Rodgers basically told the team in March that they would be wasting their pick if they selected a quarterback. 

The other big difference between this situation and the Favre situation is that Rodgers JUST signed one of the largest contracts in NFL history. The Packers quarterback signed a four-year, $134 million extension in 2018 that's supposed to keep him in Green Bay until 2023, and nothing screams "We want you to be our quarterback" quite like making your guy the highest paid player in NFL history, which is what Rodgers was when he signed the deal. Due to the amount of dead cap space, it's going to be nearly impossible to get rid of Rodgers before 2022, which means he's almost certainly going to be the starter in Green Bay for at least two more years. 

And what if Rodgers plays well enough to play out his contract through the 2023 season? After all, this is a guy who just led his team to the NFC title game. If he continuously leads the Packers to the playoffs over the next four years, that's four seasons where Love is going to be sitting on the bench. By then, the Packers would have to try to decide whether or not to pick up his fifth-year option without ever seeing him play in a game. 

This situation is kind of similar to what happened in New England with Jimmy Garoppolo with one huge difference: The Patriots didn't TRADE UP in the first round of the draft to grab Garoppolo, who was a second-round pick.

Other teams have drafted a quarterback to replace their incumbent starter, but there's almost always a good reason. Just look at guys like Andy Dalton or Eli Manning or Joe Flacco or Alex Smith when he was in Kansas City. The Bengals and Chiefs had reached their ceilings with Dalton and Smith, so it made sense to bring in another quarterback. Manning was clearly at the end of his career, so finding his replacement was something the Giants were smart to do. Flacco seemed to be getting worse every year, so taking Lamar Jackson made sense. As for Rodgers, he was one game away from the Super Bowl last year, but the Packers still added Love, and they added him even though two of the most intelligent coaches in the NFL -- Bill Belichick and Sean Payton -- both passed on him, which could be viewed as telling. 

Of course, let's say this pick pans out. The problem with that is that if Love wins the job at some point over the next two seasons, well, that doesn't help the Packers either. If that happens, the Packers will be taking a huge cap hit to get rid of Rodgers, who has a $31.6 million in dead cap if he gets cut in 2021 and $17.2 million dead cap hit in 2022. 

The cherry on top of this moldy Packers cheese sundae is the fact that it appears the Packers didn't even give Rodgers a heads up that they were going to draft a quarterback. 

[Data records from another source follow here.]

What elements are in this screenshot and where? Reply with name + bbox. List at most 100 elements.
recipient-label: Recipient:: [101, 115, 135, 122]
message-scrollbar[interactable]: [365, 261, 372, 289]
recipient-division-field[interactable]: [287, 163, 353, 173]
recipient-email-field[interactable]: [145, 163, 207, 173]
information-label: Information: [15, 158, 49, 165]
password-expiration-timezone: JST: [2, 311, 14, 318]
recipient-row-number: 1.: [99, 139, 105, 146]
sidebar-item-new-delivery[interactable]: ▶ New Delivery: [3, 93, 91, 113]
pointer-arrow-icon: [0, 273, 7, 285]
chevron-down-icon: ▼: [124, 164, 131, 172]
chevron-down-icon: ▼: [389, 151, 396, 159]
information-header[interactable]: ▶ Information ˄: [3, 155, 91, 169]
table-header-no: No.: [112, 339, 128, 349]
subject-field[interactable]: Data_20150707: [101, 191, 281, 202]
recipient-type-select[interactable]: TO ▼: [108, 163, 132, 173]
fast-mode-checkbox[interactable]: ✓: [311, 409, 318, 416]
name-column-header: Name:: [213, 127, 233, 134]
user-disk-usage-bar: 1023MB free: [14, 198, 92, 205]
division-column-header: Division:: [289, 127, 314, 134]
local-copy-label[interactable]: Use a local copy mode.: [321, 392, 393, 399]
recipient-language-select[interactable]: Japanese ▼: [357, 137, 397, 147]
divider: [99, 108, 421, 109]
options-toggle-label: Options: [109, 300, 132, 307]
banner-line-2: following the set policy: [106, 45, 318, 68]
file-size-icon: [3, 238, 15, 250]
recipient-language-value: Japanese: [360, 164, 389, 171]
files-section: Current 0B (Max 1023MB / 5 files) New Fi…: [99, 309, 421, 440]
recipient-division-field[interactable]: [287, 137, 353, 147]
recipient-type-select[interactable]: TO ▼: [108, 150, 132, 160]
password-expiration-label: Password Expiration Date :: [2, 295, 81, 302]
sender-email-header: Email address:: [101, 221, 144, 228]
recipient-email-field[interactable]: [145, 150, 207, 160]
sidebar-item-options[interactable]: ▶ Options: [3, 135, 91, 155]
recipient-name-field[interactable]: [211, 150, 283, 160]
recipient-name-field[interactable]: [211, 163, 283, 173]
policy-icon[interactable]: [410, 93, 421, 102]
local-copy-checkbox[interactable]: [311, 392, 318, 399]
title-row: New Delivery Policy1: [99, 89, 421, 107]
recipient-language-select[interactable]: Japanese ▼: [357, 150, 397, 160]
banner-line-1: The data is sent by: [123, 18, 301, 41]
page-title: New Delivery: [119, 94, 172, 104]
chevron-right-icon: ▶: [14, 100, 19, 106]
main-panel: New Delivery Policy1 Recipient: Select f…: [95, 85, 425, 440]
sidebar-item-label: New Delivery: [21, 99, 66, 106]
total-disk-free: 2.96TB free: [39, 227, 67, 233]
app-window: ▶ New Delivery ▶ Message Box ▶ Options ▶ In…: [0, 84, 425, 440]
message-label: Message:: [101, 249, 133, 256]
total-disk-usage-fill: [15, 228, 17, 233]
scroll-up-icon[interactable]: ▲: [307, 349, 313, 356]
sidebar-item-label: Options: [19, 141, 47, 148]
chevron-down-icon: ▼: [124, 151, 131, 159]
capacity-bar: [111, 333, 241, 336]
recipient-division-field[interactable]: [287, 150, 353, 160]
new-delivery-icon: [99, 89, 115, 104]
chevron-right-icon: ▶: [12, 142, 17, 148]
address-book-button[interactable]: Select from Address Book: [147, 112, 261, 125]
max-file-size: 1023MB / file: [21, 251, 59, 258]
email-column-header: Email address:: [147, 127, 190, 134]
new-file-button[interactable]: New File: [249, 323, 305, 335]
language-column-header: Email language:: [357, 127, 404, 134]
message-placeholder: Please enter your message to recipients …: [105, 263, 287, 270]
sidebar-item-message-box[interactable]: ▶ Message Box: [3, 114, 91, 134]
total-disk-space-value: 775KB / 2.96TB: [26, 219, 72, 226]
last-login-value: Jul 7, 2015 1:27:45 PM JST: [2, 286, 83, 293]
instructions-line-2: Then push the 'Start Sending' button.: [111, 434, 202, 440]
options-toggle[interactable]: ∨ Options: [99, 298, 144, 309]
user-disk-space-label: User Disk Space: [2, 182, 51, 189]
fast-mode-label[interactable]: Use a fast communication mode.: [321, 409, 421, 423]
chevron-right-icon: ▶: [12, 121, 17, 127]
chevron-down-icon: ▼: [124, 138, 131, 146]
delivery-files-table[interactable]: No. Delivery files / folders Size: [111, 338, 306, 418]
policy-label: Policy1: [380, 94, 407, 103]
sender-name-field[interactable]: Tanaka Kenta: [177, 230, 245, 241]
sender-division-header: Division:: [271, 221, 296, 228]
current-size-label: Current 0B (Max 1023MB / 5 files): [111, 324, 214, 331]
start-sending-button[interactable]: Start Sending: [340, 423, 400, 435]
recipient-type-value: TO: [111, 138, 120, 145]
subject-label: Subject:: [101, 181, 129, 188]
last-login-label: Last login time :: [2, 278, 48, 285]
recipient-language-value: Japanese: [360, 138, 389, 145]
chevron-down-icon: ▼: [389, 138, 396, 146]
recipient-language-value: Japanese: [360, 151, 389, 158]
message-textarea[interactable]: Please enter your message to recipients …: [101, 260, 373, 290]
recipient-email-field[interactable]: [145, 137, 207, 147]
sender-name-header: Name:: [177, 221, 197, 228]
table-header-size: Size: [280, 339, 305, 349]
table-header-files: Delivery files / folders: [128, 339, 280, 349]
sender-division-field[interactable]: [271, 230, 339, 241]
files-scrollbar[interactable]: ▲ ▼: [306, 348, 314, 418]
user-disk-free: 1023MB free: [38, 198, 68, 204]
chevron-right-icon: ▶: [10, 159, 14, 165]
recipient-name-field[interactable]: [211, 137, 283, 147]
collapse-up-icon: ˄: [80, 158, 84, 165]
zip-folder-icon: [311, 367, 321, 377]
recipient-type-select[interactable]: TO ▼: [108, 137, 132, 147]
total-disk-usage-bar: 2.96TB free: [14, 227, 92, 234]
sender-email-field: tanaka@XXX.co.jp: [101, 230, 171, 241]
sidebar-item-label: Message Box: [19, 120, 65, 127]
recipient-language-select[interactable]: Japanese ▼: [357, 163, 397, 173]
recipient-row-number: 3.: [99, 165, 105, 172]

Rodgers has been known to hold a grudge and there's a chance his relationship with the team could turn toxic if they did, in fact, select a quarterback in the first round without telling him. 

At this point, the Packers best way out of this situation is probably going to involve trading Rodgers. Due to his aforementioned dead cap hit, it's going to be nearly impossible to cut him, and he's not going to be a happy camper on the Packers' sideline if they ever try to bench him. 

By picking Love, the Packers did nothing to help their star quarterback for 2020. Instead, they're looking to their future and it's starting to feel like a future that Rodgers might not want to be a part of.